It’s not very surprising that Mac DeMarco, being the gap-toothed goofball that he is, would release his latest album on April Fool’s Day. Salad Days, DeMarco’s sophomore effort, embodies the meaning of the “holiday” — almost nostalgic in nature, the record showcases his talent in a more grown-up light than his carefree and mischievous debut album, 2.
So evolved is this album’s sound that it’s a mystery how DeMarco crafted Salad Days, an amalgamation of stoner-slacker-psychedelic rock, in his dingy Brooklyn apartment by recording each instrument on his own and recruiting friends as his backing band for tours.
DeMarco released Salad Days under New York label Captured Tracks, where his labelmates include DIIV, Wild Nothing and Beach Fossils. Oddly enough, the native Canadian doesn’t seem very cut out for work with record labels — the far-from-perfectionist work ethic and lazy slacker lifestyle manifested in his music isn’t normally thought of as conducive to musical success. Despite this incongruity, however, DeMarco went on to tour with famous French band Phoenix in 2013, boosting his popularity. DeMarco has carved out a niche for himself as one of the biggest names in indie rock, a poster boy of unlikely circumstances.

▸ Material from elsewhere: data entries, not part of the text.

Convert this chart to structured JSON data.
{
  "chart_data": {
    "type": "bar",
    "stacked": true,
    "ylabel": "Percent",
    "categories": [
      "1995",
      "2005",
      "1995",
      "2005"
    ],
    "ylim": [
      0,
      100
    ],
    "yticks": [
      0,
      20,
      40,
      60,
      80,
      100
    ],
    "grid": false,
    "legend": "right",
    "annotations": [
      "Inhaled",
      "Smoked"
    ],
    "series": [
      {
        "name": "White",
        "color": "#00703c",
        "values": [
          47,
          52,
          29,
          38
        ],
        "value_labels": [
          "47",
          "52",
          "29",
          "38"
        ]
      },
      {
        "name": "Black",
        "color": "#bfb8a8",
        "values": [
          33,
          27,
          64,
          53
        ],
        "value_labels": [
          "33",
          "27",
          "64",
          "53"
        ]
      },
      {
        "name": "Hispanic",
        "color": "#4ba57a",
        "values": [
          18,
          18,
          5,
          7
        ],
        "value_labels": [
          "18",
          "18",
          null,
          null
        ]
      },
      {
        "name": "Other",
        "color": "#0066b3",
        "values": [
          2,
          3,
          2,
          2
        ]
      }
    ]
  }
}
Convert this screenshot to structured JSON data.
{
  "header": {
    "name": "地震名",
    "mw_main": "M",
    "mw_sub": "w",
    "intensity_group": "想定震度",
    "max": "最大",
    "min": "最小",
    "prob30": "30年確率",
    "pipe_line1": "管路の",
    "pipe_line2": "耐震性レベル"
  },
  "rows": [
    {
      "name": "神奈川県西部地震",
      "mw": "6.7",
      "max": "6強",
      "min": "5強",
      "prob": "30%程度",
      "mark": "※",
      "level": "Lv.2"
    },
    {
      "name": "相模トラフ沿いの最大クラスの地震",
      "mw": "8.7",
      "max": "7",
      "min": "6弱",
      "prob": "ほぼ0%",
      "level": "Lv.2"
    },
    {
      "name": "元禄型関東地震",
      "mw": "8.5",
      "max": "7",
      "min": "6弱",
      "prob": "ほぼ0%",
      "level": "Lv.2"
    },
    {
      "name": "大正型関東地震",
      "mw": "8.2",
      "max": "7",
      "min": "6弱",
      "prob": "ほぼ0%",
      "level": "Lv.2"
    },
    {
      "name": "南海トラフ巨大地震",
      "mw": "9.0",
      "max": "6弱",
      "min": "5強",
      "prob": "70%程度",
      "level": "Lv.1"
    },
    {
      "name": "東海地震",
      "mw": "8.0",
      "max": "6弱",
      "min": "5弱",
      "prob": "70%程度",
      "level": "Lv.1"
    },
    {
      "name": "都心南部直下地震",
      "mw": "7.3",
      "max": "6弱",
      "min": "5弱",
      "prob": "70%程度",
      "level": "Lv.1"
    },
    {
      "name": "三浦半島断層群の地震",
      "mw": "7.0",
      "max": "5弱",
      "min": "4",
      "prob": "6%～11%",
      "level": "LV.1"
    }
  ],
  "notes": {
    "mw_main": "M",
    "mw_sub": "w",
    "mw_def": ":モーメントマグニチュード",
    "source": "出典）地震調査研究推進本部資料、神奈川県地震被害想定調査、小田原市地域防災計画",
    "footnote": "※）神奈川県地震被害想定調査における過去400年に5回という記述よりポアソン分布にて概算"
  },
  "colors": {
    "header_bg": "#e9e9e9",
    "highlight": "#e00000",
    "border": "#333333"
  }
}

Over a span of just a few years, DeMarco has garnered an impressive cult following in the indie rock scene, especially by way of his outrageous onstage antics at live shows. An unabashed spirit prone to the occasional bout of public indecency, DeMarco has obviously been coming to grips with his overeager fans’ expectations of him, demanding he do something crazy during his performances. The song “Passing out the Pieces” addresses this issue in particular, as it makes his personal life public. DeMarco comes off as jaded when he sings, “I’m passing out pieces of me / Don’t you know nothing comes free?”
Another aspect of DeMarco’s life that has been unwillingly publicized is his relationship with girlfriend Kiera “Kiki” McNally. She is the subject of the track “Let My Baby Stay,” a slow, acoustic love song that serves as the album’s halfway marker as well as a much-needed tempo shift, paralleling a similar track on his last album, Still Together. In the song, he touches on Kiera’s immigrant status in the United States as a fellow Canadian and the government’s alleged attempts to deport her, imploring them to “let [his] baby stay.” Or, it might be a fabricated tale on DeMarco’s part in order to add to his growing mystique; either way, it’s definitely working.
Just as in his love ballad, DeMarco self-references his own pet name “Macky” on the track “Goodbye Weekend,” the most evocative of his work of all the tracks on Salad Days, with a guitar solo that could fit right into 2. In the song, he addresses critics of his life choices and eccentric mien, warning, “Don’t go telling me how this boy should be leading his own life / Sometimes rough, but generally speaking I’m fine.”
The title track, “Salad Days,” echoes the same sentiment of sad nostalgia overarching the whole album, opening with the lyrics, “As I’m getting older, chip up on my shoulder / Rolling through life, to roll over and die.” Despite the song’s cheerful, sunny melody the song’s melody, DeMarco’s lyrics reveal an underlying existential struggle with losing one’s youth, as he sings, “Oh mama / actin’ like my life’s already over / Oh dear / act your age and try another year.” The following track, “Blue Boy,” is no different — ordering his inner child to face reality, DeMarco sings, “No use acting so tough / Come down, sweetheart, grow up.”
Salad Days sees the novel use of the synthesizer in DeMarco’s arsenal of instruments in addition to the bright and highly-reverbed guitars previously heard on 2. Synths feature prominently on the track “Chamber of Reflection,” a funky bobbing bassline weaves throughout the song, reminiscent of 80s jazzercise techno with a lo-fi aesthetic, or even a gleaning of “chillwave” sounds from musical contemporaries like Toro y Moi or Washed Out.
Despite the successful effort to refine and mature his sound, it’s obvious that DeMarco retained his cheeky persona on Salad Days. At the same time, he stays true to 2 by reusing his shabby guitars and jerry-rigged effects pedals that give him his signature laid-back sound. Between songs, he can be heard muttering random notes out of context. At the end of the instrumental closing track, “Johnny’s Odyssey,” DeMarco leaves a heartfelt gem of a parting statement: “Hi guys, this is Mac, thank you for joining me, see you again soon, bye-bye.”
One thing is for sure: Mac DeMarco’s salad days aren’t quite gone yet.